Of course, the ban was allowed to lapse partly due to such propaganda. The Times provides ample evidence to the contrary. “The false statistics,” they point out, “comfort members of Congress who fear the gun lobby or their more conservative constituents, or both, and are blocking a new and stronger ban on assault weapons proposed by Senator Dianne Feinstein.”
Just a sample of the facts:
The information is there if Congress is interested. After the ban expired, 37 percent of police departments reported noticeable increases in criminals’ use of assault weapons, according to a 2010 report by the Police Executive Research Forum.

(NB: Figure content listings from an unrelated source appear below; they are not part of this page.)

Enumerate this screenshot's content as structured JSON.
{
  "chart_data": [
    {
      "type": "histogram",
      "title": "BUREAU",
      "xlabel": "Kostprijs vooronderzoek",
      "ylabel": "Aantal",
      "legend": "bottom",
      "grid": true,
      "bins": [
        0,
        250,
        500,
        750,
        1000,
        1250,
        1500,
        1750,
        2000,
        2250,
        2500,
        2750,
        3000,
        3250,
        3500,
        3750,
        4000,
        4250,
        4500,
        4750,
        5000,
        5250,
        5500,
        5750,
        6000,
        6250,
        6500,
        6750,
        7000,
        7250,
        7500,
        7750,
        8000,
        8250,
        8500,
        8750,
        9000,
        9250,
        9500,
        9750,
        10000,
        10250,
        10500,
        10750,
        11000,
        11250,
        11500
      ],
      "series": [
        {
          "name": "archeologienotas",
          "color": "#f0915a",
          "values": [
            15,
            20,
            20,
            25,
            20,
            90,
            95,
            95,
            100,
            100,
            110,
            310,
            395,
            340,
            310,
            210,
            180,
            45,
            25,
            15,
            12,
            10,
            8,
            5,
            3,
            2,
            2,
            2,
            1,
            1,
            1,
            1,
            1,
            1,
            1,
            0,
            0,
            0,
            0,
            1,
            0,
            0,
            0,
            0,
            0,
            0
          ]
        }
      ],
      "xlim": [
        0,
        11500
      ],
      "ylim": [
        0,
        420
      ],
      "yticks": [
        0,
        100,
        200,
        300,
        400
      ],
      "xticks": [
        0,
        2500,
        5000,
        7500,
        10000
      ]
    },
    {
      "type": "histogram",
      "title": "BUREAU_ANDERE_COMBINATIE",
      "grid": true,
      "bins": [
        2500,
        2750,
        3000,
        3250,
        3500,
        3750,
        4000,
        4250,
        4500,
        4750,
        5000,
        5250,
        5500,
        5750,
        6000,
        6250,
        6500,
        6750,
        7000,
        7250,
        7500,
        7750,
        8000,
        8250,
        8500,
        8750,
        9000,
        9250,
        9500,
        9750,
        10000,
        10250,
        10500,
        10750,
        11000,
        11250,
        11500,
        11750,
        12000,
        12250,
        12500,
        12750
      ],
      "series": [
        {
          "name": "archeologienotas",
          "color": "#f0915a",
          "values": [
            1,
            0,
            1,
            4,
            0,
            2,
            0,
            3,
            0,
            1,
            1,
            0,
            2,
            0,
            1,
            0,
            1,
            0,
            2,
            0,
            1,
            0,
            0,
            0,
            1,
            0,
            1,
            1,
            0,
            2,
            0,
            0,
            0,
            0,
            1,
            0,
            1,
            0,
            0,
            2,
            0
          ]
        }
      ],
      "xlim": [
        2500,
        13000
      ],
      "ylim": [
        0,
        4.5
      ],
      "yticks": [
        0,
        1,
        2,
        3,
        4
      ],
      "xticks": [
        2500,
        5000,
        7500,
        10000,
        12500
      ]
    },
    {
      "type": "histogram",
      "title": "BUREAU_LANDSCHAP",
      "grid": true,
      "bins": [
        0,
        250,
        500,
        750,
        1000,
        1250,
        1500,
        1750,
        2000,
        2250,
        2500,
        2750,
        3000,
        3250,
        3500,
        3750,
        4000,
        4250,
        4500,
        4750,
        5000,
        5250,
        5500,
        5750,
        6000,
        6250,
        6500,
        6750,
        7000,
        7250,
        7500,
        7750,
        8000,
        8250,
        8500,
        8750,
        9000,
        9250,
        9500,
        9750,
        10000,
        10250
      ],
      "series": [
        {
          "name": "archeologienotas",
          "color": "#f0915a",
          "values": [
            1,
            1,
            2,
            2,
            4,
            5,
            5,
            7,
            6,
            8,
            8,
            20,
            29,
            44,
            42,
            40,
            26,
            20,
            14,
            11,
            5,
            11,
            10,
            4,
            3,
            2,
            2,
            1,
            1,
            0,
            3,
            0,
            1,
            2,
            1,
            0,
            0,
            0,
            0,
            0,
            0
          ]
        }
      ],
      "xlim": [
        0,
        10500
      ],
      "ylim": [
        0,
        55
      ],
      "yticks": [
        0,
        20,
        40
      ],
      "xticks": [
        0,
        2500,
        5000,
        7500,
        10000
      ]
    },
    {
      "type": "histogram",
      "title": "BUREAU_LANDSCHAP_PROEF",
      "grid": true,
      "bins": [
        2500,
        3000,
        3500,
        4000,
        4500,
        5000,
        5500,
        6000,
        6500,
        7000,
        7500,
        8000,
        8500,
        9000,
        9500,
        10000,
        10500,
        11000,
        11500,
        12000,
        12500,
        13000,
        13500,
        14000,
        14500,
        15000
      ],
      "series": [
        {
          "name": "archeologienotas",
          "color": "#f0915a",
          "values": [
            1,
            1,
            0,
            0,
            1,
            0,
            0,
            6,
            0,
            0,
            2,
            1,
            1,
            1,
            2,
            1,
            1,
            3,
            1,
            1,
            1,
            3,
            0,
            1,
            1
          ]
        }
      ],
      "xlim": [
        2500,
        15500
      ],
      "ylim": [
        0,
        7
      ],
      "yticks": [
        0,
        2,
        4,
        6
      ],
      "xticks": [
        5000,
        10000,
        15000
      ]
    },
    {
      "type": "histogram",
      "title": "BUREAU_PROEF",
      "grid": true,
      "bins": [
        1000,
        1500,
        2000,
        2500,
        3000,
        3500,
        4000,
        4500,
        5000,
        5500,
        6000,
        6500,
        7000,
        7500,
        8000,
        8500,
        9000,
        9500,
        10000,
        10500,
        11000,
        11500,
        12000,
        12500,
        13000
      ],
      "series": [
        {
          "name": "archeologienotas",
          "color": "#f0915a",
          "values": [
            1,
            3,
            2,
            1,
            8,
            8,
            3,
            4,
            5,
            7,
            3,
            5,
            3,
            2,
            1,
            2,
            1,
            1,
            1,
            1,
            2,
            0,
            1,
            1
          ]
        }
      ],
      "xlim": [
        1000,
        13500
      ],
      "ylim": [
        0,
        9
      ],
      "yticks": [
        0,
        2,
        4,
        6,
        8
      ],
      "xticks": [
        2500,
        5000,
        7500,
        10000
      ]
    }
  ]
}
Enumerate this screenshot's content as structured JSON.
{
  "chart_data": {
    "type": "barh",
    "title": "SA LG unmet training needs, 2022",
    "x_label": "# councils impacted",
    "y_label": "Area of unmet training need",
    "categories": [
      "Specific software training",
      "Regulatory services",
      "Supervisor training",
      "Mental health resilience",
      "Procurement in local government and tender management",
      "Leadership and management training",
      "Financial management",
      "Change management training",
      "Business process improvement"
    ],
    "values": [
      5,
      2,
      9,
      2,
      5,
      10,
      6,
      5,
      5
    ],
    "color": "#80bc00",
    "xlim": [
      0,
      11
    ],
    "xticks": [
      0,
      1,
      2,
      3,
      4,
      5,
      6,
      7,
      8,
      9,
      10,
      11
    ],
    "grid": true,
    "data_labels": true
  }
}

In Virginia, the number of guns with high capacity magazines seized by police dropped after they were included in the 1994 weapons ban, but then rebounded sharply after the ban expired, according to a 2011 study by The Washington Post. Maryland enacted its own more stringent ban on assault weapons ban in 1994, and a 55 percent drop in assault pistols from crime scenes was reported by the Baltimore police.
And leave it to Jon Stewart at The Daily Show to provide his own fact-checking for the media on this issue, in two strong segments last night. He even catches LaPierre in making a call for universal background checks back in 1999. Meanwhile the media—led by CNN’s Jessica Yellin—seem obsessed with whether Obama will release a photo to prove that he does, indeed, like to shoot skeet at Camp David.